Most of the controversy that has swirled endlessly for the past 128 years has focused on the issue of why the Confederates lost that battle — an internal explanation. Contemporaries and historians have blamed almost every prominent Confederate general at Gettysburg for mistakes that lost the battle:

Among them Robert E. Lee himself for mismanagement, overconfidence, and poor judgment;

Jeb Stuart for riding off on a raid around the Union army and losing contact with his own army, leaving Lee blind in the enemy’s country;

Richard Ewell and Jubal Early for failing to attack Cemetery Hill on the afternoon of July 1st and again for tardiness in attacking on the 2nd;

And above all, James Longstreet for lack of cooperation, promptness, and vigor in the assaults of July 2nd and 3rd.

It was left to George Pickett to put his finger on the problem with all of these explanations.

When someone asked Pickett after the war who was responsible for Confederate defeat at Gettysburg, he scratched his head, and replied: I’ve always thought the Yankees had something to do with it.

Someday maybe I will be able to write a History of the United States.

When I get to the chapters on the 21st Century, I will try to answer the questions of What Happened to the United States.

I will scratch my head and reply, “I’ve always thought Donald Trump had something to do with it.”

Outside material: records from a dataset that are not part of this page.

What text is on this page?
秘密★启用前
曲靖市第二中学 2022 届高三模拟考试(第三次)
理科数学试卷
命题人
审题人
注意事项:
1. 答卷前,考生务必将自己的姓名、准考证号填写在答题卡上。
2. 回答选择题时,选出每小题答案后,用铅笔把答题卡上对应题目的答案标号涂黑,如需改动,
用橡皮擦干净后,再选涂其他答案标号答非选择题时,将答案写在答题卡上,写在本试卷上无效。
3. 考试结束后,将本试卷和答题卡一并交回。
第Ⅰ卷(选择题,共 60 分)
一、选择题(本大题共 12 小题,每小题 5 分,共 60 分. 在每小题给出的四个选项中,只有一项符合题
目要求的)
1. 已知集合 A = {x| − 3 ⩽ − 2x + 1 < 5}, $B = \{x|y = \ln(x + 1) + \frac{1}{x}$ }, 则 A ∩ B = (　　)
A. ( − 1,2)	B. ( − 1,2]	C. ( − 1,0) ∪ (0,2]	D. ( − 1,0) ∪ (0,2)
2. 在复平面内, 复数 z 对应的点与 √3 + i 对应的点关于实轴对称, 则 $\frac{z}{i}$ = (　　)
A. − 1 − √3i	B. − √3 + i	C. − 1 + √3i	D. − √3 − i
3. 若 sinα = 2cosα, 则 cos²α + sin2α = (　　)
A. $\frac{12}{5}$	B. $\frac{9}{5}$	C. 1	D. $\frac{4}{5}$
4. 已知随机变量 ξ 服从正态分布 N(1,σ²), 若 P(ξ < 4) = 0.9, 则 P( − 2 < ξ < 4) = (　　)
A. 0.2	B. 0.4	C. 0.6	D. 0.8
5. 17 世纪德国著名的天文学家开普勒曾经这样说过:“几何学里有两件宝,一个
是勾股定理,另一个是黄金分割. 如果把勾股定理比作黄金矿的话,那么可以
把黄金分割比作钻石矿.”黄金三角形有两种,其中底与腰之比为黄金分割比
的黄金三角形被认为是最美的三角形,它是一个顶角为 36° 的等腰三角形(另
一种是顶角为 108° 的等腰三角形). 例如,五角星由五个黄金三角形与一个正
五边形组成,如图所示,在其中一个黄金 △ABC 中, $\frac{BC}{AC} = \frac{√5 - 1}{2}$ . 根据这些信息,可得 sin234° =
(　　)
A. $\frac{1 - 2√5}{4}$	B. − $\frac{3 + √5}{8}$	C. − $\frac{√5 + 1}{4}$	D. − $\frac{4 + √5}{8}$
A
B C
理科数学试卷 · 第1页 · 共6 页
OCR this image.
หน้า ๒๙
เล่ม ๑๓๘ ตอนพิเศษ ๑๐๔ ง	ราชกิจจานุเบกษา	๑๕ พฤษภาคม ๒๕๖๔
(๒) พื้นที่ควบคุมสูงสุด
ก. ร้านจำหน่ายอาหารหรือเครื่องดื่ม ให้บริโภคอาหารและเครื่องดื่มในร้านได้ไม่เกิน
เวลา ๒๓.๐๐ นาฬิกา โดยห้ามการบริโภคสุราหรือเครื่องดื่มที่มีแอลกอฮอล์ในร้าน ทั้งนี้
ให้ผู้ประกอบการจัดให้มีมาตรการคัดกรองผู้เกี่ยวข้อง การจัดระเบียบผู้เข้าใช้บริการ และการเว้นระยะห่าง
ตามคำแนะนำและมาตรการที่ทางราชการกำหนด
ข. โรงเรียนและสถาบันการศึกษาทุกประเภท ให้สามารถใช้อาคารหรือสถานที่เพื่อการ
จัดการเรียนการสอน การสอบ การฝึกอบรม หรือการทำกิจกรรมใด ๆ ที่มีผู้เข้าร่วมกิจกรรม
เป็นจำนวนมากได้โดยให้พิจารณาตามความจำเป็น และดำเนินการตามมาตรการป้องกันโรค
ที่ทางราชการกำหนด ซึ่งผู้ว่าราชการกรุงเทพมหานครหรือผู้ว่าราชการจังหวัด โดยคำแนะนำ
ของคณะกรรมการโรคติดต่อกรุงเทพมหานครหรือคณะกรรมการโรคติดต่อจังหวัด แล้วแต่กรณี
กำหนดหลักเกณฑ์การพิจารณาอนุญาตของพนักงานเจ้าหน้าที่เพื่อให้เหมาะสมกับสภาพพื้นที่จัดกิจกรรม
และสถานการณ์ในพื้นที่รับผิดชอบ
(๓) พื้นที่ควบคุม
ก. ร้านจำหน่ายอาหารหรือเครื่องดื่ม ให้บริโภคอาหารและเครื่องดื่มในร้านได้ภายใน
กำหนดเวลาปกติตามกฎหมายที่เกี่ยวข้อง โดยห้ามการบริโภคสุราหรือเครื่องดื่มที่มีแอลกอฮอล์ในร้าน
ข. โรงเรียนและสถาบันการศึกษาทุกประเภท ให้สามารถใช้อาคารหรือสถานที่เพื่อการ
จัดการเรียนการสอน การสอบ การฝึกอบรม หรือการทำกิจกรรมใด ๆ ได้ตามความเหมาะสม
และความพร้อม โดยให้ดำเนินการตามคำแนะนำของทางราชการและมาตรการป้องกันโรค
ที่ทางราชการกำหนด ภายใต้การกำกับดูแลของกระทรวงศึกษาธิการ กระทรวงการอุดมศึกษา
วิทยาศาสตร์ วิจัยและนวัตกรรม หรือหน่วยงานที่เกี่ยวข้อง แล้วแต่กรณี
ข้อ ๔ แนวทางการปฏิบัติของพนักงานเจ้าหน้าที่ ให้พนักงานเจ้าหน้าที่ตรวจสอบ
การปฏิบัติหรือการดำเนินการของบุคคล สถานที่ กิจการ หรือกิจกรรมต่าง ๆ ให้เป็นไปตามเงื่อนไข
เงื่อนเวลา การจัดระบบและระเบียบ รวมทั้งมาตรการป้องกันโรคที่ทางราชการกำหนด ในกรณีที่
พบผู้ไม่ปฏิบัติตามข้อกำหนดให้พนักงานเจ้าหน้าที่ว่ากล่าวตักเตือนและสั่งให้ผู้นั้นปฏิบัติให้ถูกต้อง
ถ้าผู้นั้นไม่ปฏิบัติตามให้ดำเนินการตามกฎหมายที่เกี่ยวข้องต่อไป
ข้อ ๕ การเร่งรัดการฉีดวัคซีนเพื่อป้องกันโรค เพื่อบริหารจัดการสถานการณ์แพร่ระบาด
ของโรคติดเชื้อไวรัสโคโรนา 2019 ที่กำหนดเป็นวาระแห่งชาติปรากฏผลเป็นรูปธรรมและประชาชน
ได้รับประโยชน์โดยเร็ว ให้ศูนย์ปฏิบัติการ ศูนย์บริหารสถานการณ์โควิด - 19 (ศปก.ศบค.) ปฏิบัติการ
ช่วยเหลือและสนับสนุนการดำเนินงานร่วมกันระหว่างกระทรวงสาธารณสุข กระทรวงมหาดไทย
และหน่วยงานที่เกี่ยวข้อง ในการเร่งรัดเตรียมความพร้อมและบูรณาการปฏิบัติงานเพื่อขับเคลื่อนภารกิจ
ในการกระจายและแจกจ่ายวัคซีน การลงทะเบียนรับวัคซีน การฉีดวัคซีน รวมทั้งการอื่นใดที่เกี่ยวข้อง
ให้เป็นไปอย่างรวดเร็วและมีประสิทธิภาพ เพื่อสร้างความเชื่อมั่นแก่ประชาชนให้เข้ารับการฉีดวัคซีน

10.4.2022 – man against power

man against power
is struggle of memory
against forgetting

The quote this is based on is “the struggle of man against power is the struggle of memory against forgetting”, is from the book, The Book of Laughter and Forgetting, a novel, published in 1979 in France, by Czech writer Milan Kundera explores the basic human nature of how people tolerate the torture and suffering of which they have no control.

Milan Kundera is a Czech writer who went into exile in France in 1975, becoming a naturalized French citizen in 1981. Kundera’s Czechoslovak citizenship was revoked in 1979, then conferred again in 2019.

Kundera’s best-known work is The Unbearable Lightness of Being.

Mr. Kundera works towards the point that people tend to forget their past and we learn nothing from history.

I know of lots and lots of Politicians who bank on this.

As Idgie Threadgoode asked, “You a politician, or does lying just run in your family?”